Another way to cut down on spreading the mess is to seal off areas that are not to be demolished. Drywall and plaster produce a lot of dust that will find its way anywhere there is an opening. Cover up air ducts and drive dust outside with a directed fan properly sealed in a window. Dust that settles inside return ducts can not only plug your furnace, but they will coat your house with a fine blanket of dust once the blower is turned on again. Closing the damper is not sufficient to prevent this problem as effectively as taping plastic over the grating. Just make sure you turn off the HVAC unit while covered like this as the restricted airflow can cause damage to the system.
Remember to Explore Recycling Centers and Auction Houses
If you have ever built anything, you know you end up with extra materials that can be used for something else. It is the same with Habitat for Humanity. Operating some 400 ReStores across the nation, they have a surplus of salvaged materials available for reduced prices. Just be aware that if you are working with a contractor, there may be a chance they don’t want to work with materials they cannot guarantee from a liability perspective. However, if you are doing your own work, are you going to quibble with a pre-hung door that you can get for a fraction of the cost?
Auctions are another source you can tap for near new or pristine materials for pennies on the dollar. You may also tap your contractor’s sources for such things as odds-and-ends flooring stock. You might be able to acquire hardwood of various sizes that you can mill yourself.

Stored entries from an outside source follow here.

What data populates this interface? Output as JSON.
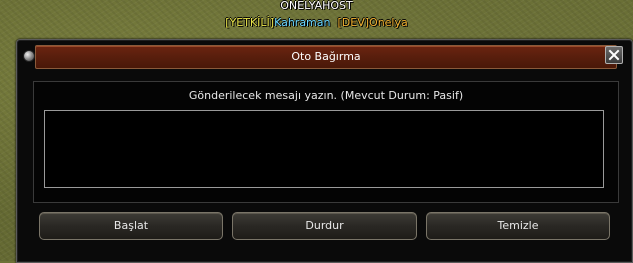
{
  "nameplate": {
    "title": "ONELYAHOST",
    "tag1": "[YETKİLİ]",
    "name1": "Kahraman",
    "tag2": "[DEV]",
    "name2": "Onelya"
  },
  "window": {
    "title": "Oto Bağırma",
    "close_icon": "close-icon",
    "pin_icon": "pin-icon"
  },
  "panel": {
    "prompt": "Gönderilecek mesajı yazın. (Mevcut Durum: Pasif)",
    "message_value": ""
  },
  "buttons": {
    "start": "Başlat",
    "stop": "Durdur",
    "clear": "Temizle"
  },
  "colors": {
    "title_bar": "#5a1f0d",
    "tag_yellow": "#e8e34a",
    "name_cyan": "#6ad8ff",
    "tag_orange": "#f0b030"
  }
}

Some of these materials that might otherwise have been disposed of can save thousands of dollars in the cost of new materials.

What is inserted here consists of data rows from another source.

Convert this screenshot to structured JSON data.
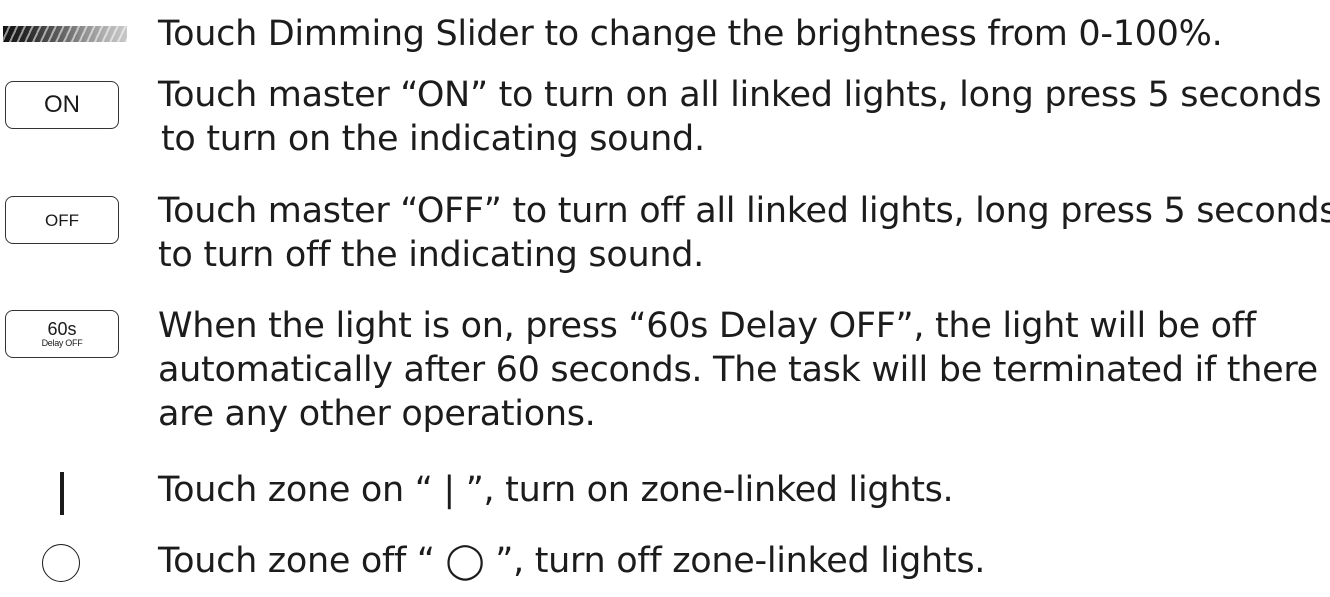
{
  "items": [
    {
      "icon": "dimming-slider-icon",
      "lines": [
        "Touch Dimming Slider to change the brightness from 0-100%."
      ]
    },
    {
      "icon": "on-key-icon",
      "key_label": "ON",
      "lines": [
        "Touch master “ON” to turn on all linked lights, long press 5 seconds",
        "to turn on the indicating sound."
      ]
    },
    {
      "icon": "off-key-icon",
      "key_label": "OFF",
      "lines": [
        "Touch master “OFF” to turn off all linked lights, long press 5 seconds",
        "to turn off the indicating sound."
      ]
    },
    {
      "icon": "delay-off-key-icon",
      "key_label_main": "60s",
      "key_label_sub": "Delay OFF",
      "lines": [
        "When the light is on, press “60s Delay OFF”, the light will be off",
        "automatically after 60 seconds. The task will be terminated if there",
        "are any other operations."
      ]
    },
    {
      "icon": "zone-on-bar-icon",
      "lines": [
        "Touch zone on “ | ”, turn on zone-linked lights."
      ]
    },
    {
      "icon": "zone-off-circle-icon",
      "lines": [
        "Touch zone off “ ◯ ”, turn off zone-linked lights."
      ]
    }
  ]
}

In the same vein, you can donate your trash. Before starting your project, invite your local Habitat for Humanity chapter to come along and remove your materials and fixtures. Whether they perform a total take-down or cherry-pick such things as cabinets, sinks and tubs, you save the space of a landfill and reap the reward of a tax credit for your donation while helping out a good cause.
As you can see, with a bit of planning ahead, preparing yourself for the task and safeguarding your efforts, you can proceed with your demolition and renovation with limited interruptions and saving as much as possible in the process. You don’t need to be a reckless wrecker creating more trouble than the project is worth simply by being prepared for what you will encounter as you go. Your sweat equity is worth even more when you safeguard yourself as well as your project.